If there is any person in the England cricketing circles who knows how painful it actually is to retire from the game he so passionately played and loved, it is the former England skipper Michael Vaughan who hung up his boots in 2008 when he was still the captain of the team and so moved was he that he was reduced to tears as he departed the wicket after making his final bow.
And it is on this subject that the former England captain talks about in the new documentary that is to be aired on the BBC, titled Sporting Heroes: After the Final Whistle.
Speaking on the documentary, Vaughan said that he cried that time because he was giving up something that he had loved passionately.
He also added that one does go through a period of mourning after calling time on their careers, in spite of the fact that he had planned his retirement out some two or three years ahead of when he finally retired. Although Michael Vaughan has since moved on, he was faced with questions regarding the future of one of those who succeeded him as the captain of the England national team, Andrew Strauss, the English skipper in Tests.
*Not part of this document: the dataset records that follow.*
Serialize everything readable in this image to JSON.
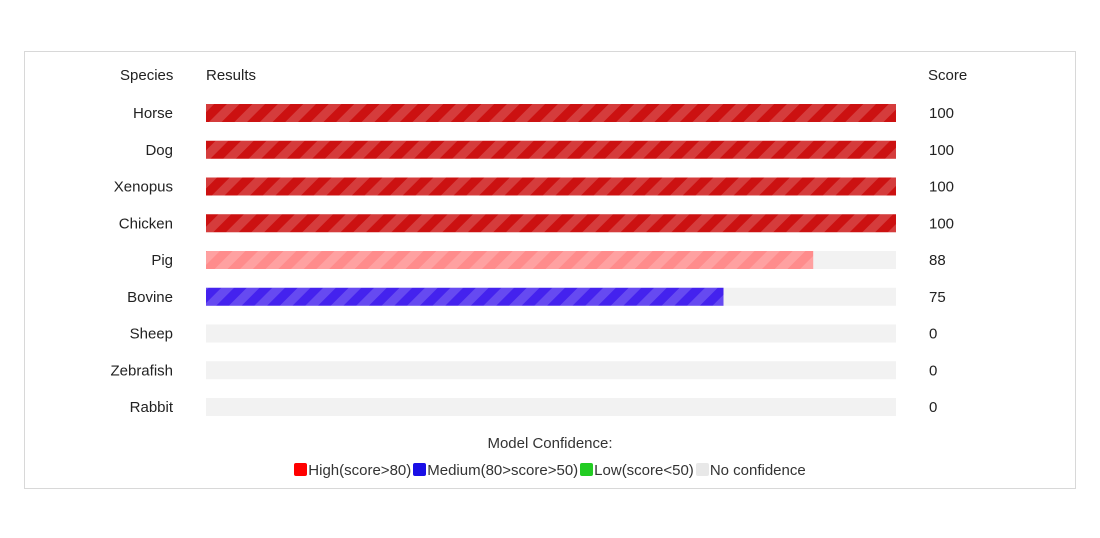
{
  "headers": {
    "species": "Species",
    "results": "Results",
    "score": "Score"
  },
  "chart_data": {
    "type": "bar",
    "orientation": "horizontal",
    "categories": [
      "Horse",
      "Dog",
      "Xenopus",
      "Chicken",
      "Pig",
      "Bovine",
      "Sheep",
      "Zebrafish",
      "Rabbit"
    ],
    "values": [
      100,
      100,
      100,
      100,
      88,
      75,
      0,
      0,
      0
    ],
    "xlim": [
      0,
      100
    ],
    "grid": false
  },
  "legend": {
    "title": "Model Confidence:",
    "items": [
      {
        "label": "High(score>80)",
        "color": "#ff0000"
      },
      {
        "label": "Medium(80>score>50)",
        "color": "#1a0fe6"
      },
      {
        "label": "Low(score<50)",
        "color": "#22cc22"
      },
      {
        "label": "No confidence",
        "color": "#e8e8e8"
      }
    ]
  },
  "colors": {
    "high_full": "#cc1111",
    "high_partial": "#ff8c8c",
    "medium": "#4422ee",
    "track": "#f2f2f2"
  }
}
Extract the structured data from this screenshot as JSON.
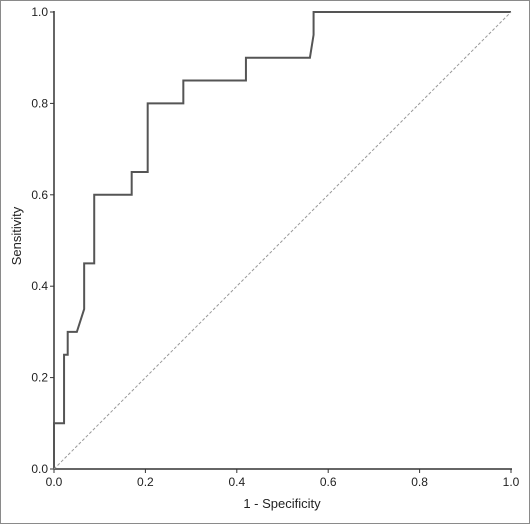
{
  "chart_data": {
    "type": "line",
    "xlabel": "1 - Specificity",
    "ylabel": "Sensitivity",
    "xlim": [
      0.0,
      1.0
    ],
    "ylim": [
      0.0,
      1.0
    ],
    "x_ticks": [
      "0.0",
      "0.2",
      "0.4",
      "0.6",
      "0.8",
      "1.0"
    ],
    "y_ticks": [
      "0.0",
      "0.2",
      "0.4",
      "0.6",
      "0.8",
      "1.0"
    ],
    "grid": false,
    "colors": {
      "curve": "#555555",
      "reference": "#999999",
      "axis": "#333333"
    },
    "series": [
      {
        "style": "solid",
        "x": [
          0.0,
          0.0,
          0.022,
          0.022,
          0.03,
          0.03,
          0.05,
          0.066,
          0.066,
          0.088,
          0.088,
          0.17,
          0.17,
          0.205,
          0.205,
          0.283,
          0.283,
          0.42,
          0.42,
          0.56,
          0.568,
          0.568,
          1.0
        ],
        "y": [
          0.0,
          0.1,
          0.1,
          0.25,
          0.25,
          0.3,
          0.3,
          0.35,
          0.45,
          0.45,
          0.6,
          0.6,
          0.65,
          0.65,
          0.8,
          0.8,
          0.85,
          0.85,
          0.9,
          0.9,
          0.95,
          1.0,
          1.0
        ]
      },
      {
        "style": "dashed",
        "x": [
          0.0,
          1.0
        ],
        "y": [
          0.0,
          1.0
        ]
      }
    ]
  }
}
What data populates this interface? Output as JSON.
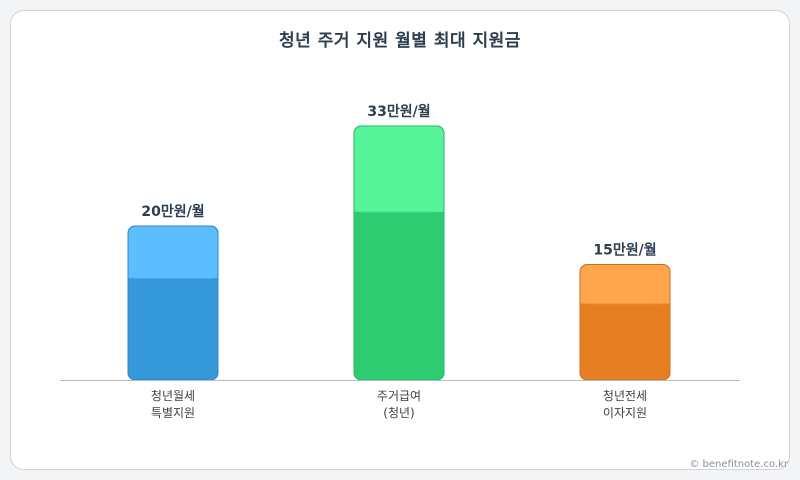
{
  "title": "청년 주거 지원 월별 최대 지원금",
  "credit": "© benefitnote.co.kr",
  "chart_data": {
    "type": "bar",
    "title": "청년 주거 지원 월별 최대 지원금",
    "xlabel": "",
    "ylabel": "",
    "unit": "만원/월",
    "ylim": [
      0,
      35
    ],
    "grid": false,
    "categories": [
      [
        "청년월세",
        "특별지원"
      ],
      [
        "주거급여",
        "(청년)"
      ],
      [
        "청년전세",
        "이자지원"
      ]
    ],
    "values": [
      20,
      33,
      15
    ],
    "data_labels": [
      "20만원/월",
      "33만원/월",
      "15만원/월"
    ],
    "colors": [
      {
        "base": "#3498db",
        "top": "#5dbeff",
        "edge": "#2f86c4"
      },
      {
        "base": "#2ecc71",
        "top": "#56f59a",
        "edge": "#27b562"
      },
      {
        "base": "#e67e22",
        "top": "#ffa64d",
        "edge": "#cf6f1a"
      }
    ]
  }
}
Many people had raised questions over his ability to perform last winter as the team went on a downward spiral, losing four Test matches back to back and his own form also suffering with just one score of 100+ in 50 innings.
Speaking on the topic, Michael Vaughan stated that he would actually be amazed if Strauss hadn’t planned ahead but he doesn’t see any reason why he should call time on his career just now. He added that although Strauss is under pressure, the series against the West Indies is just the impetus he needs to get back in form.